Legal pushback grows
The case has already drawn formal opposition. Attorney Ian R. Cohen challenged the lawsuit and argued that dormant self-custodied Bitcoin does not qualify as abandoned property under New York law.
Cohen’s filing came before a July 14 hearing tied to procedural issues in the case. The court had stayed further action, limiting the plaintiffs’ ability to seek a default judgment before those issues were heard.
The Digital Chamber also filed an amicus brief opposing the claim. The group warned that the plaintiffs’ reading of New York law could affect self-custodied digital assets far beyond the wallets named in the lawsuit.
Galaxy’s earlier report also said a court win would not hand the plaintiffs private keys. It would only give them a legal declaration, which could create problems if any coins later reached a regulated exchange or custodian.
Satoshi-linked coins remain central
The lawsuit remains closely watched because many listed wallets are tied to early Bitcoin mining. Galaxy said the claim includes more than 21,000 Patoshi-pattern addresses believed by researchers to be linked to Bitcoin creator Satoshi Nakamoto.

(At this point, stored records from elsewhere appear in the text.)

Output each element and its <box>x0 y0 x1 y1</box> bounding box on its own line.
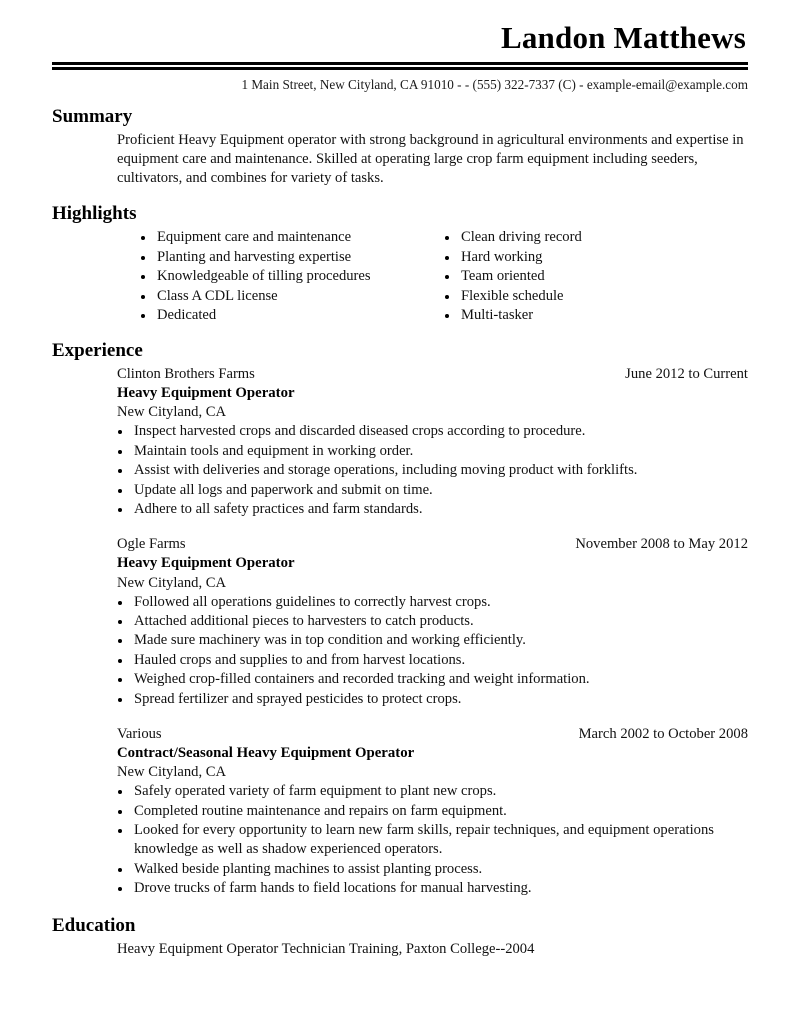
job-responsibility-item: Assist with deliveries and storage opera… <box>117 461 744 480</box>
job-responsibility-item: Made sure machinery was in top condition… <box>117 631 744 650</box>
employment-dates: November 2008 to May 2012 <box>575 536 748 553</box>
experience-headline: Clinton Brothers Farms June 2012 to Curre… <box>117 365 748 384</box>
job-responsibility-item: Completed routine maintenance and repair… <box>117 802 744 821</box>
job-responsibility-item: Update all logs and paperwork and submit… <box>117 481 744 500</box>
experience-headline: Ogle Farms November 2008 to May 2012 <box>117 535 748 554</box>
education-section: Education Heavy Equipment Operator Techn… <box>0 915 800 960</box>
highlight-item: Team oriented <box>444 267 748 286</box>
highlight-item: Class A CDL license <box>140 287 444 306</box>
experience-body: Clinton Brothers Farms June 2012 to Curre… <box>52 365 748 898</box>
highlights-section: Highlights Equipment care and maintenanc… <box>0 203 800 326</box>
contact-line: 1 Main Street, New Cityland, CA 91010 - … <box>241 76 748 92</box>
highlights-column-left: Equipment care and maintenance Planting a… <box>140 228 444 325</box>
job-responsibility-item: Weighed crop-filled containers and recor… <box>117 670 744 689</box>
job-responsibility-list: Followed all operations guidelines to co… <box>117 593 748 709</box>
job-location: New Cityland, CA <box>117 574 227 591</box>
job-responsibility-item: Safely operated variety of farm equipmen… <box>117 782 744 801</box>
education-entry: Heavy Equipment Operator Technician Trai… <box>117 941 535 958</box>
job-responsibility-item: Walked beside planting machines to assis… <box>117 860 744 879</box>
header-double-rule <box>52 61 748 70</box>
job-responsibility-list: Safely operated variety of farm equipmen… <box>117 782 748 898</box>
experience-heading: Experience <box>52 340 143 362</box>
highlight-item: Clean driving record <box>444 228 748 247</box>
highlight-item: Hard working <box>444 248 748 267</box>
employer-name: Ogle Farms <box>117 536 186 553</box>
experience-entry: Ogle Farms November 2008 to May 2012 Heavy… <box>117 535 748 709</box>
job-responsibility-item: Hauled crops and supplies to and from ha… <box>117 651 744 670</box>
job-responsibility-item: Drove trucks of farm hands to field loca… <box>117 879 744 898</box>
header-rule-thin <box>52 66 748 70</box>
job-responsibility-item: Inspect harvested crops and discarded di… <box>117 422 744 441</box>
experience-headline: Various March 2002 to October 2008 <box>117 725 748 744</box>
education-heading: Education <box>52 914 136 936</box>
experience-entry: Clinton Brothers Farms June 2012 to Curre… <box>117 365 748 519</box>
employment-dates: March 2002 to October 2008 <box>578 726 748 743</box>
job-responsibility-list: Inspect harvested crops and discarded di… <box>117 422 748 519</box>
summary-text: Proficient Heavy Equipment operator with… <box>117 131 744 187</box>
highlights-columns: Equipment care and maintenance Planting a… <box>52 228 748 325</box>
highlights-list-left: Equipment care and maintenance Planting a… <box>140 228 444 325</box>
summary-section: Summary Proficient Heavy Equipment opera… <box>0 106 800 189</box>
employer-name: Various <box>117 726 162 743</box>
education-body: Heavy Equipment Operator Technician Trai… <box>52 940 748 959</box>
summary-heading: Summary <box>52 106 133 128</box>
job-title: Heavy Equipment Operator <box>117 555 295 572</box>
highlight-item: Multi-tasker <box>444 306 748 325</box>
experience-entry: Various March 2002 to October 2008 Contrac… <box>117 725 748 899</box>
summary-body: Proficient Heavy Equipment operator with… <box>52 131 748 189</box>
candidate-name: Landon Matthews <box>500 20 746 55</box>
highlights-column-right: Clean driving record Hard working Team ori… <box>444 228 748 325</box>
job-responsibility-item: Spread fertilizer and sprayed pesticides… <box>117 690 744 709</box>
highlight-item: Equipment care and maintenance <box>140 228 444 247</box>
job-title: Contract/Seasonal Heavy Equipment Operat… <box>117 745 415 761</box>
job-responsibility-item: Adhere to all safety practices and farm … <box>117 500 744 519</box>
employment-dates: June 2012 to Current <box>625 366 748 383</box>
job-location: New Cityland, CA <box>117 764 227 781</box>
job-responsibility-item: Attached additional pieces to harvesters… <box>117 612 744 631</box>
job-responsibility-item: Maintain tools and equipment in working … <box>117 442 744 461</box>
resume-header: Landon Matthews 1 Main Street, New Cityl… <box>0 0 800 93</box>
employer-name: Clinton Brothers Farms <box>117 366 255 383</box>
job-title: Heavy Equipment Operator <box>117 385 295 402</box>
job-responsibility-item: Followed all operations guidelines to co… <box>117 593 744 612</box>
highlight-item: Flexible schedule <box>444 287 748 306</box>
job-responsibility-item: Looked for every opportunity to learn ne… <box>117 821 744 860</box>
job-location: New Cityland, CA <box>117 404 227 421</box>
highlight-item: Planting and harvesting expertise <box>140 248 444 267</box>
highlights-heading: Highlights <box>52 202 137 224</box>
highlights-list-right: Clean driving record Hard working Team ori… <box>444 228 748 325</box>
highlight-item: Dedicated <box>140 306 444 325</box>
resume-page: Landon Matthews 1 Main Street, New Cityl… <box>0 0 800 1035</box>
highlight-item: Knowledgeable of tilling procedures <box>140 267 444 286</box>
experience-section: Experience Clinton Brothers Farms June 20… <box>0 340 800 898</box>
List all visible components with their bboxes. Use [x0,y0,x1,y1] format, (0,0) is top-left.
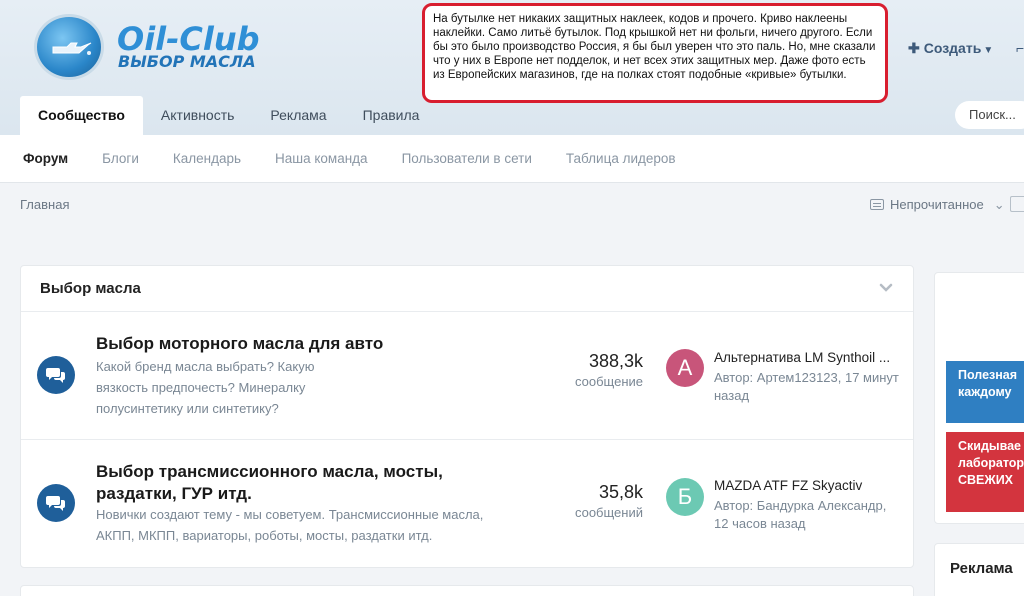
forum-row-transmission-oil: Выбор трансмиссионного масла, мосты, раз… [21,440,913,568]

Thorn said there is “no evidence any of the 39K addresses are ‘lost,’” while the latest removals show clear evidence that some wallets were still controlled. His comments add to the argument that long silence on-chain is not the same as legal abandonment.
The plaintiffs still have thousands of addresses in the case. Still, the removal of active wallets shows the defendant list is not fixed and that on-chain activity can change the shape of the lawsuit.